Brad West, of West Family Farms in Fremont, examines tobacco crops that have grown and developed thanks to five inches of rain that soaked the area over the last two weeks. West, who also grows peanuts, corn, wheat, and soybeans, saw his other crops as well grow healthier and taller through the wet-weathered May.

The much-needed rain these past two weeks was a welcome sight to area farmers.

Field Extension Agent Kevin Johnson said it had been about five weeks since crops had substantial rain.

"All the crops are looking good in the area, they look fantastic," Johnson said. "This was much, much, much-needed, especially for the corn. Everything needed it, but the corn really needed the rain. A lot of the cotton was planted when it was real dry and the seeds were just sitting in the ground, they needed rain to come up. And the tobacco crop doubled in size."

Johnson estimated that in the past two weeks, some areas in the county got up to five inches of rain.

Brad West, of West Family Farms in Fremont, said his crops got about three inches of rain last week and two more inches on Saturday. West, who farms tobacco, peanuts, corn, wheat and soybeans, said the rain had a good impact on his tobacco crop.

"It helped tobacco tremendously. We had a bit of tobacco that was going to be questionable. If it hadn't rained, we would have had to replant it," he said.

West said since the rain, his 400 acres of tobacco have probably doubled in size and are now 12 inches high in some areas. His 1,000 acres of corn have also grown.

"It helped the corn a lot, (it) probably tripled in size," he said. "And as far as soybeans, we had stopped planting because it was too dry. Now because of the rain, we can start planting again."

The farm has about 1,200 acres of soybeans.

The one crop the rain didn't help was wheat, which has had a rough year.

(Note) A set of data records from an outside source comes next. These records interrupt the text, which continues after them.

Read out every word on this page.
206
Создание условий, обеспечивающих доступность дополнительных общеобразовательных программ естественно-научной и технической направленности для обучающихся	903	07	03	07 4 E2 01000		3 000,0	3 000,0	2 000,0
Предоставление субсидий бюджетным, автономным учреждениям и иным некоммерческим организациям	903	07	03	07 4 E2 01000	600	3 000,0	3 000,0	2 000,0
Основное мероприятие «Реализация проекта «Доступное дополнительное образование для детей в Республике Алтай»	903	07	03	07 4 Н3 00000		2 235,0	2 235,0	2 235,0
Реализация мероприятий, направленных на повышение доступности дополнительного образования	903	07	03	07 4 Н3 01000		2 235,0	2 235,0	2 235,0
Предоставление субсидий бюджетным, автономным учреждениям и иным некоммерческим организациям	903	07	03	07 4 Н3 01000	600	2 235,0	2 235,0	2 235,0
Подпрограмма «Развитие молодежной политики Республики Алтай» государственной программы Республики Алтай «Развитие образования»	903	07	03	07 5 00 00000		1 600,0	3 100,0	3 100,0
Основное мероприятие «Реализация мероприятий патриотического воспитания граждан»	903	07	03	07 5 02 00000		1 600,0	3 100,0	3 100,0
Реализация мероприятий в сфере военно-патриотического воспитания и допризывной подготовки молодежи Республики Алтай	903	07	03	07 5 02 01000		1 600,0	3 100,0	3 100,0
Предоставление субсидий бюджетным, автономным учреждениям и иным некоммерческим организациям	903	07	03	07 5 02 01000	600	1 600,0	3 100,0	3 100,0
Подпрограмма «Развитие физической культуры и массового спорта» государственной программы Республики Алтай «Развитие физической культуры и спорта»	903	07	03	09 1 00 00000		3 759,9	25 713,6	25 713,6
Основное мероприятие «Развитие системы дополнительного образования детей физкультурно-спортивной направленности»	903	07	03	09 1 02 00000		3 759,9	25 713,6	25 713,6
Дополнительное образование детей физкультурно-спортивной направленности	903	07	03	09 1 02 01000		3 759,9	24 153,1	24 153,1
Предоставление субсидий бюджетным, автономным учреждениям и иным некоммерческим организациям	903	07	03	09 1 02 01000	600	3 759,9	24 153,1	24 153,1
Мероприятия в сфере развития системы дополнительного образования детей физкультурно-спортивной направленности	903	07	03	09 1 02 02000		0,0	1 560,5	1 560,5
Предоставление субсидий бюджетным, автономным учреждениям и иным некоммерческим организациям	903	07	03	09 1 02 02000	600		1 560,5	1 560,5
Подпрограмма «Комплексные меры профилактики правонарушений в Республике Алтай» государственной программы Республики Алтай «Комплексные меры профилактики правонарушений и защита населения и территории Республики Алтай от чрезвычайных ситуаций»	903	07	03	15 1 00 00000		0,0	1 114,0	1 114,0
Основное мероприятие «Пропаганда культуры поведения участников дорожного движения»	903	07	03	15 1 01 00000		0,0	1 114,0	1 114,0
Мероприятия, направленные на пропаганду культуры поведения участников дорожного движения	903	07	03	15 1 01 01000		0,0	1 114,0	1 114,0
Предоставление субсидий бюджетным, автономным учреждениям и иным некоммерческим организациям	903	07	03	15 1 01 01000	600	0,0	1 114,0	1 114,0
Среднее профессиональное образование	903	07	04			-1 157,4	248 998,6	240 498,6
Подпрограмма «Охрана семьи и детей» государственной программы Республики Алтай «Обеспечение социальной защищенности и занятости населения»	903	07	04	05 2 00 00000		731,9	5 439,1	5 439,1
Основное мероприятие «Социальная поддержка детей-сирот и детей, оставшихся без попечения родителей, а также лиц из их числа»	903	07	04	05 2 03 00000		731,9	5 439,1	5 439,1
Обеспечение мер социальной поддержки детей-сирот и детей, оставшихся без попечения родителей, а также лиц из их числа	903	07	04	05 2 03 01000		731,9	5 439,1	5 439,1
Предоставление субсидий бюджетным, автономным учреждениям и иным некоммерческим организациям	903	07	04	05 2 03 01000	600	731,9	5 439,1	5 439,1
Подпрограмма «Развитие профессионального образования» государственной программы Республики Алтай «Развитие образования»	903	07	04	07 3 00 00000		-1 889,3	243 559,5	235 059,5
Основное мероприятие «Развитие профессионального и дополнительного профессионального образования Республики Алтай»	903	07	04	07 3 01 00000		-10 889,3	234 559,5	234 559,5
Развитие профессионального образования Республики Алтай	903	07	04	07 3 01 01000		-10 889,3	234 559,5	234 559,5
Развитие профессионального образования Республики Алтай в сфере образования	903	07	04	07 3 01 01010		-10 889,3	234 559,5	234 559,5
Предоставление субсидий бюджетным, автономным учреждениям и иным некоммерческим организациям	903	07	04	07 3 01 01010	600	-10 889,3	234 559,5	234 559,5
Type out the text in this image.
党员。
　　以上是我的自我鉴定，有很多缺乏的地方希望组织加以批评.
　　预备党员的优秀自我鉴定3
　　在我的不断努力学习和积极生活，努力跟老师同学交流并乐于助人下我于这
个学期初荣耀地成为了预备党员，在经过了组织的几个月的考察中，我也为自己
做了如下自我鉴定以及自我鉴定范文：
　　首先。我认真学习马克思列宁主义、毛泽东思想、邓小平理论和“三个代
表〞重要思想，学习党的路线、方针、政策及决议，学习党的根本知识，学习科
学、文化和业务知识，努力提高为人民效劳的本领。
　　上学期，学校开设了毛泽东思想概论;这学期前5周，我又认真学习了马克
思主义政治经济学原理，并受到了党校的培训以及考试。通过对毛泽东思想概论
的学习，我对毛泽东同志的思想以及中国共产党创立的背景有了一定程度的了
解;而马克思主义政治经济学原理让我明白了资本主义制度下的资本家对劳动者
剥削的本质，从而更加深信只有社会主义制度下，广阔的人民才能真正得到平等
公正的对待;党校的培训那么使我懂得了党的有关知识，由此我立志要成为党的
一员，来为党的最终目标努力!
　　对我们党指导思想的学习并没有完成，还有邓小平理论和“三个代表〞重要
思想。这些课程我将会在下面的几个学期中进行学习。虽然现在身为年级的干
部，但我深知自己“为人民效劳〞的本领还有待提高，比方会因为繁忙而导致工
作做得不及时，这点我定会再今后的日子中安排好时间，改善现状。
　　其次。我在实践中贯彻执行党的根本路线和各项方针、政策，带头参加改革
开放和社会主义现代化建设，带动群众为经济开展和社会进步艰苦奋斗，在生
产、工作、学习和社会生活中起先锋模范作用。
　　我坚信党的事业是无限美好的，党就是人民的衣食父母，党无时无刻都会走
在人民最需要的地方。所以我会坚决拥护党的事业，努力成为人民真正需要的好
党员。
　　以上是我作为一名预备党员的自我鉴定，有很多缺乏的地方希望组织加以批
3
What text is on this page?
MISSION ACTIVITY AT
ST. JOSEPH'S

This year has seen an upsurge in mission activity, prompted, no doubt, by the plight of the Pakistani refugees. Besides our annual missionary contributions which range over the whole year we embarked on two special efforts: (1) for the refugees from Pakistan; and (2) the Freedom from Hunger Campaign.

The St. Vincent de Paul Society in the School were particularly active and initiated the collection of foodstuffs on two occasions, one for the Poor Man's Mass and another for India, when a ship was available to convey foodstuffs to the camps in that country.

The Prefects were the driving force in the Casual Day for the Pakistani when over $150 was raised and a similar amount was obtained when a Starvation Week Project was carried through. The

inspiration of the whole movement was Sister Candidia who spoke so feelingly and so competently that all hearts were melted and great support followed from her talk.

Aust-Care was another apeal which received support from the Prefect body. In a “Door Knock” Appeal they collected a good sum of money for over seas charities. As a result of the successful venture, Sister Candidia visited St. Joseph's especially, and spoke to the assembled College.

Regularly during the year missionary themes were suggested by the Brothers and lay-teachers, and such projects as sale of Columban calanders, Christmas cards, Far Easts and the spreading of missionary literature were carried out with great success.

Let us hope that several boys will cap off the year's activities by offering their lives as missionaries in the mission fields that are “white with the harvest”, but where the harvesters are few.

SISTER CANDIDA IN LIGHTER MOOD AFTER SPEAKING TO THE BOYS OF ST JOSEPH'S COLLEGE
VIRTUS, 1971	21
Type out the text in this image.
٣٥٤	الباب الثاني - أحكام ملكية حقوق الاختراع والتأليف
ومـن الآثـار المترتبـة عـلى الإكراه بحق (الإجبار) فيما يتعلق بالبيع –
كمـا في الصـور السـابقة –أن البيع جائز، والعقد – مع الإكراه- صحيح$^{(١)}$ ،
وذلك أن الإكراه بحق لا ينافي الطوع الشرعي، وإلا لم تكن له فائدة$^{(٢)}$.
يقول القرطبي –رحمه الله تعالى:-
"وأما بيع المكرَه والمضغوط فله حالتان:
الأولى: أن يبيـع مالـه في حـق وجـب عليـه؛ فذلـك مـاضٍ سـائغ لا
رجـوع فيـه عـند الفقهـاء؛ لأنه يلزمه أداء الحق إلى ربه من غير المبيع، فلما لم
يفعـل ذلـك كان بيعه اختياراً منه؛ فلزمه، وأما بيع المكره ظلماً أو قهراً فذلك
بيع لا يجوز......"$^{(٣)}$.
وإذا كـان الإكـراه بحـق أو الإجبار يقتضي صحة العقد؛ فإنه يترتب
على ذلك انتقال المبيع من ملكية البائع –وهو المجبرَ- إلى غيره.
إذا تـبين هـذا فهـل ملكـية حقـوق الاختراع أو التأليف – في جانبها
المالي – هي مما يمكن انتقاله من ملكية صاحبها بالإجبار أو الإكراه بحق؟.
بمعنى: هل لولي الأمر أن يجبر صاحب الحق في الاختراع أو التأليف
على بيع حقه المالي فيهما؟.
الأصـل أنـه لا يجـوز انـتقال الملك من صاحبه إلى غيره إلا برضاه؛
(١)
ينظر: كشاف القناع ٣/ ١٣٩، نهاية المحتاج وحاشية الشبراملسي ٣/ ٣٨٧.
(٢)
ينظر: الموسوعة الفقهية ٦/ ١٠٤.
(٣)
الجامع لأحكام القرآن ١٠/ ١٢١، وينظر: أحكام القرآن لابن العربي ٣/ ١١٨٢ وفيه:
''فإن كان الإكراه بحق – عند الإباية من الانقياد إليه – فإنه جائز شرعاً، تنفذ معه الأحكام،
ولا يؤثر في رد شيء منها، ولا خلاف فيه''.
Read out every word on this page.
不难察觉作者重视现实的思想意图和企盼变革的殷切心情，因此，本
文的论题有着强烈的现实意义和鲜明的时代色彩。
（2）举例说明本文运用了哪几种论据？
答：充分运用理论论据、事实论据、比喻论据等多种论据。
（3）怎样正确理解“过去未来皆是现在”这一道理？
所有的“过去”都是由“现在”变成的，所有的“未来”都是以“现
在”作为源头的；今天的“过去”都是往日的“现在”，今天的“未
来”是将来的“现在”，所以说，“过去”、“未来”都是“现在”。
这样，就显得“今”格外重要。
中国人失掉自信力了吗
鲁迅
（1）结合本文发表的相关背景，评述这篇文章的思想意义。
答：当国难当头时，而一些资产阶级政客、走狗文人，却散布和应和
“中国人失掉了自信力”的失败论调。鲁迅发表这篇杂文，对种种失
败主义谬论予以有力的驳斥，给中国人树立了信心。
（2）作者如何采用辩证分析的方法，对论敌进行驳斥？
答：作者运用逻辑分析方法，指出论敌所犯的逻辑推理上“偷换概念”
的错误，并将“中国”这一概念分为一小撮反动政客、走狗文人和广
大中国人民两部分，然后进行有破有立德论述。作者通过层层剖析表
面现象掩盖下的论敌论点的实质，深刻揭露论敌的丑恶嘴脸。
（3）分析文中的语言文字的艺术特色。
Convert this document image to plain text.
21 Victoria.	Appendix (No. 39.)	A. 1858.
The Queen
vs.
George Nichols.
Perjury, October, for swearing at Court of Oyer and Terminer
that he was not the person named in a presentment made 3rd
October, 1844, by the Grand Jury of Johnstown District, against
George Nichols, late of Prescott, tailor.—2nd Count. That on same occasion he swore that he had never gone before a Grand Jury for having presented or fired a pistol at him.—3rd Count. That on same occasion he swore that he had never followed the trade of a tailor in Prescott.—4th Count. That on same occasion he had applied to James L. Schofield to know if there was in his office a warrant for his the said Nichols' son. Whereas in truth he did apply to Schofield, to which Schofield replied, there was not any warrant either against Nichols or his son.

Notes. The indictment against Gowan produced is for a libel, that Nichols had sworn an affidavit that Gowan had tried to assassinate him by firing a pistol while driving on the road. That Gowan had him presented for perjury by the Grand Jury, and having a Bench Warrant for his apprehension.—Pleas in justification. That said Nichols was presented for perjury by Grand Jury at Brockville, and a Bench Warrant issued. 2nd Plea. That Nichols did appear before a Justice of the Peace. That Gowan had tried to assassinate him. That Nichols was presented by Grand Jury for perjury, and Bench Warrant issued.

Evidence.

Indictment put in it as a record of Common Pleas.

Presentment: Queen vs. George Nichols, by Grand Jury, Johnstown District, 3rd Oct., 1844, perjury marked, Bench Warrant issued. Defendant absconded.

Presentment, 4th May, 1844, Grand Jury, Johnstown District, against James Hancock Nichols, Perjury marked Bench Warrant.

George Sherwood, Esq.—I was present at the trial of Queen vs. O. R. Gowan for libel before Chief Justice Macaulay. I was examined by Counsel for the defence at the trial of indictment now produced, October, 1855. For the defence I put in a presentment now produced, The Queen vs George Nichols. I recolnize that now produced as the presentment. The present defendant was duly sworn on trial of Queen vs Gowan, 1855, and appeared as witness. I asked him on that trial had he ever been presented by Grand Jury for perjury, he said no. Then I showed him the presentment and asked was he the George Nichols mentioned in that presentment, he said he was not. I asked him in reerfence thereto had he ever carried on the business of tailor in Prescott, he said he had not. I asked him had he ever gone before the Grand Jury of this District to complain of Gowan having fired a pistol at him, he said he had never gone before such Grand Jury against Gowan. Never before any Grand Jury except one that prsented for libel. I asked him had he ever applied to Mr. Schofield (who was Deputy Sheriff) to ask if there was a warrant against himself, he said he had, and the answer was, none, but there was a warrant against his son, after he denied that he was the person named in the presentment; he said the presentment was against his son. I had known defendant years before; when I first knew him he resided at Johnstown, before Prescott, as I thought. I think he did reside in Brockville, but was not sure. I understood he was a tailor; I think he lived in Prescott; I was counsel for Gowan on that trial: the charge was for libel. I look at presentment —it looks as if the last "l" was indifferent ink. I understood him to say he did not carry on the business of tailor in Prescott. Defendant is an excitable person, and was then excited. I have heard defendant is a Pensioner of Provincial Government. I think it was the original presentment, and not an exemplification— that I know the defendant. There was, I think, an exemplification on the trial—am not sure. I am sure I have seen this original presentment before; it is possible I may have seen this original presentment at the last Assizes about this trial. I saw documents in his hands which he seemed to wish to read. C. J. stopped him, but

"It came late for the wheat crop," Johnson said. "That's probably going to be a disaster. I don't know what we're going to get. It will be interesting to see what comes in."

The wheat crop is mature and in the southern part of the county it is already being harvested. West agreed it hasn't been ideal for wheat this year.

"The rain didn't help the wheat crop," West said. "I don't think it's going to be as bad as we're thinking, but I don't think it will be good."